Не странно ли, что женщина, прожившая в целом благополучную жизнь, любившая и любимая, как высшую степень счастья вспомнила всего лишь двадцать минут своей жизни?».
В одной книжке по женской психологии я прочла, что нужно делать такое упражнение: три раза в день мысленно спрашивать себя: чего я сейчас хочу? И мысленно же называть три самых сокровенных желания. Ну, я попробовала. В первый раз спрашиваю себя: чего я сейчас хочу? Тут же сама собой, без всяких усилий всплыла мысль: хочу остаться одна, лечь на диван и читать книжку. Никакого второго и третьего желания не обнаружилось. Ладно. Спустя несколько часов, повторяем упражнение. Хочу раздеться, принять душ, лечь в постель и читать книжку. Ну, а ещё, ещё? Ну, водички холодной выпить. Все. И последний раз в тот день (лёжа в постели с книжкой): чего я сейчас хочу? И мгновенный ответ: ничего. На следующий день ещё трижды: «Ничего». Может, я неправильно делаю это упражнение? Может, надо спросить в глобальном смысле: чего я хочу? О! В глобальном я много чего хочу – чтобы все мои были здоровы, чтобы служба у мужа, бизнес у сына, учёба у невестки шли хорошо, чтобы ты, моя девочка, благополучно родилась и росла здоровой, умной и красивой, чтобы ни с кем из моих родных, включая сестёр, зятьёв и племянников, ничего плохого не случилось. Чтобы война в Чечне кончилась и в Ираке не начиналась. Чтобы никаких больше революций в стране. Чтобы все были живы и счастливы.
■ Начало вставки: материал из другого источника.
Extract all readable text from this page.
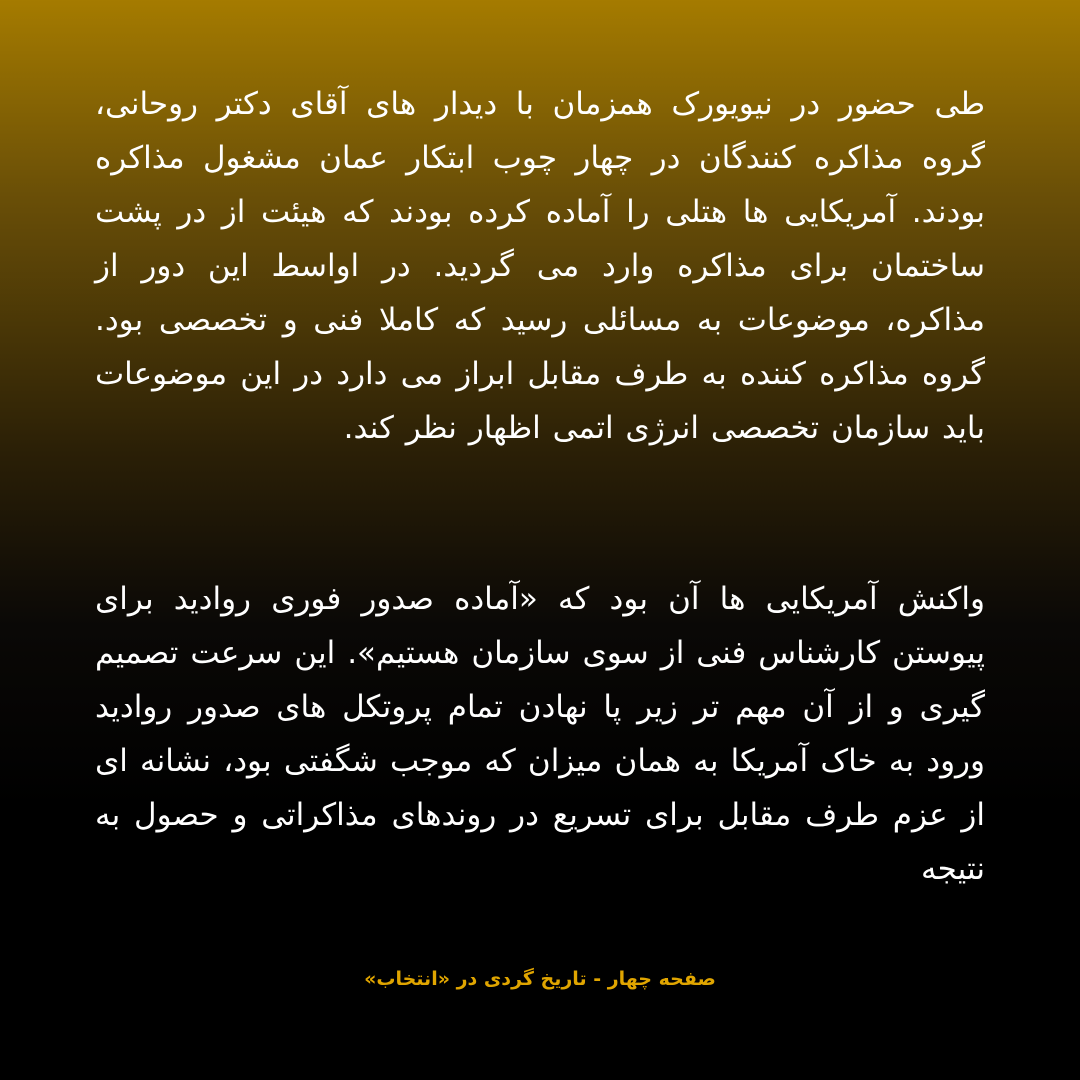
طی حضور در نیویورک همزمان با دیدار های آقای دکتر روحانی، گروه مذاکره کنندگان در چهار چوب ابتکار عمان مشغول مذاکره بودند. آمریکایی ها هتلی را آماده کرده بودند که هیئت از در پشت ساختمان برای مذاکره وارد می گردید. در اواسط این دور از مذاکره، موضوعات به مسائلی رسید که کاملا فنی و تخصصی بود. گروه مذاکره کننده به طرف مقابل ابراز می دارد در این موضوعات باید سازمان تخصصی انرژی اتمی اظهار نظر کند.

واکنش آمریکایی ها آن بود که «آماده صدور فوری روادید برای پیوستن کارشناس فنی از سوی سازمان هستیم». این سرعت تصمیم گیری و از آن مهم تر زیر پا نهادن تمام پروتکل های صدور روادید ورود به خاک آمریکا به همان میزان که موجب شگفتی بود، نشانه ای از عزم طرف مقابل برای تسریع در روندهای مذاکراتی و حصول به نتیجه

صفحه چهار - تاریخ گردی در «انتخاب»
Нет, написано в книжке, надо спросить именно так: чего тебе самой лично для себя и сию минуту хочется? Остаться одной, лечь на траву под деревом и читать книжку, и чтоб никуда не надо было спешить и никаких незаконченных дел над тобой не висело. А больше – ничего.
И стало страшно.
Но прошло немного времени, и я подумала: а что? Чем плохо это желание – лежать под деревом и читать книжку? Чего это я так испугалась и застыдилась? Почему бы, в самом деле, не уединиться где‑то и не поваляться на травке в своё удовольствие? Только вот где? На даче? Ну, это не то, не то, там телефон, там люди, и как нарочно кто‑нибудь приедет, начнётся – выпить, закусить, обсудить последние новости: кого сняли, кого посадили, кто следующий… Надоело, противно.